Il business delle auto rubate porta negli Emirati Arabi: arresti tra Italia, Spagna e Belgio. Il riciclaggio con le criptovalute
Rubate in Europa, ripulite nei garage dell’ombra, rivendute come legali nei mercati degli Emirati Arabi Uniti: è questo — secondo l’accusa — il motivo degli arresti nell’operazione “Palma”. La Procura di Reggio Emilia, con il Nucleo investigativo dei carabinieri e il Nucleo antifalsificazione monetaria dell’Arma, contesta a 14 indagati l’appartenenza a un’associazione criminale transnazionale specializzata in furti di auto di lusso e riciclaggio documentale, anche utilizzando criptovalute, per mascherarne l’identità e spedirle fuori Ue.
Il cuore dell’accusa: perché scattano le misure
Non episodi isolati, ma un circuito stabile: selezione di modelli richiesti (Suv e supercar), sottrazione rapida con tecniche elettroniche, falsi documenti e intestazioni fittizie per “lavare” telaio e storia, quindi export verso hub esteri. È la struttura organizzata e transfrontaliera — questo il punto che regge le misure cautelari — a trasformare i furti in impresa criminale con giro d’affari milionario.
Cooperazione UE e canali dell’export
L’inchiesta nasce a Reggio Emilia e si muove tra Italia, Spagna e Belgio, in coordinamento con Guardia Civil – Uco e Polizia Federale Belga, supportate da Europol ed Eurojust. La cooperazione giudiziaria è parte della prova del carattere transnazionale: senza scambi informativi e atti simultanei, la filiera furto–riciclaggio–esportazione non si spezza.

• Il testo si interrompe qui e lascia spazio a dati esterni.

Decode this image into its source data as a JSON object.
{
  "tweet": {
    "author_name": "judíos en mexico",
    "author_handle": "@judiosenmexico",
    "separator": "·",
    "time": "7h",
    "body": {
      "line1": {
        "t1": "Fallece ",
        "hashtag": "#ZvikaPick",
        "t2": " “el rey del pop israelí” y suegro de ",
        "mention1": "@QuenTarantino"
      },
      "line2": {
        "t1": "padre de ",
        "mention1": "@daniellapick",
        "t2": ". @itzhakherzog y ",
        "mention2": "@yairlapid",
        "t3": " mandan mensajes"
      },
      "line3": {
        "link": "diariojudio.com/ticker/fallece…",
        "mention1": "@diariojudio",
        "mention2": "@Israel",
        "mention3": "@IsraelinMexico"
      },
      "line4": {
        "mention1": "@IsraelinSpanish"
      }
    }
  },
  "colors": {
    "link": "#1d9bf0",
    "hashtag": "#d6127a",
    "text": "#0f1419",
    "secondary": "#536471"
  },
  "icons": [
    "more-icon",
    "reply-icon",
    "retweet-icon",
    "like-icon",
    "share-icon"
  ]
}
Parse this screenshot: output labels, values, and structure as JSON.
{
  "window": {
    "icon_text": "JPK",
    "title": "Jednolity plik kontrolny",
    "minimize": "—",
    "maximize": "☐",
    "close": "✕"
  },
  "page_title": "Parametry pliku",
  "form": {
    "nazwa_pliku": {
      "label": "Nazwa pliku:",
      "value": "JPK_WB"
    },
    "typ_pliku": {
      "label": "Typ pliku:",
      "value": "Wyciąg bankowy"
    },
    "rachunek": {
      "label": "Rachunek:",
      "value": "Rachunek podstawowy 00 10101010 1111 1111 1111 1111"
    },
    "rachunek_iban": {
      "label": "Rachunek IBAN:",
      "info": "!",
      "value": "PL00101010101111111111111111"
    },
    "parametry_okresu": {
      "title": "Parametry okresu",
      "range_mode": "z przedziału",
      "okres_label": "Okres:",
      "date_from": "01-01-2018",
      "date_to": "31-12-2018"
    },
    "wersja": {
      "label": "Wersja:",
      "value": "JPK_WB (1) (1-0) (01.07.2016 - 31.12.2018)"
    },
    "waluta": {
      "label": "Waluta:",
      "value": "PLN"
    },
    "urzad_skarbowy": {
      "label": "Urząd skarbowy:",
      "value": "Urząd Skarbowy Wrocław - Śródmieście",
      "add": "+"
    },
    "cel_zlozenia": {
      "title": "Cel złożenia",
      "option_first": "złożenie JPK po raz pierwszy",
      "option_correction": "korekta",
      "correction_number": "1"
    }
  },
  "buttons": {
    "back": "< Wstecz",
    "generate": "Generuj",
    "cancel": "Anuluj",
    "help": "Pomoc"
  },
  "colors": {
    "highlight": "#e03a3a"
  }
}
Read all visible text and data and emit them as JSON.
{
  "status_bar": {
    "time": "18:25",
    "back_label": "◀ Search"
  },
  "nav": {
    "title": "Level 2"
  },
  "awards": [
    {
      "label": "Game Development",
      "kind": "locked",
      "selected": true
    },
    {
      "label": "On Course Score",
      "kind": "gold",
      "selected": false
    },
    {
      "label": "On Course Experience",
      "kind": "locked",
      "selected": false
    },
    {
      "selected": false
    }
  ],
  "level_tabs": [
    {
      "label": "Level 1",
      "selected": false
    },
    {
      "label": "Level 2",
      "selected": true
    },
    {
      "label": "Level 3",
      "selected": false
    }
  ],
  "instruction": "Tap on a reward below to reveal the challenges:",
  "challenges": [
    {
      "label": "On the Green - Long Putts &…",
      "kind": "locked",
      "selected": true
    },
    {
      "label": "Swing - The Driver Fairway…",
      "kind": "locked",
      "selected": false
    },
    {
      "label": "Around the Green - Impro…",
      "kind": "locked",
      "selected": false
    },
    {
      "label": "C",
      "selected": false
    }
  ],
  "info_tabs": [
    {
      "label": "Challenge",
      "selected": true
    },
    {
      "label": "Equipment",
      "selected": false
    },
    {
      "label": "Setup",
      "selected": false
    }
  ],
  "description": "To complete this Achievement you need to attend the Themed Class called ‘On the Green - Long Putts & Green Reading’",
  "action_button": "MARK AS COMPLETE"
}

Capi di imputazione ipotizzati
Al centro il reato di associazione per delinquere transnazionale, con furto aggravato e riciclaggio-autoriciclaggio. A corredo, i falsi documentali necessari a far sembrare “pulite” auto nate rubate. Le misure puntano a congelare ruoli, canali, denaro e fermare il flusso di supercar dirette ai mercati extra-Ue.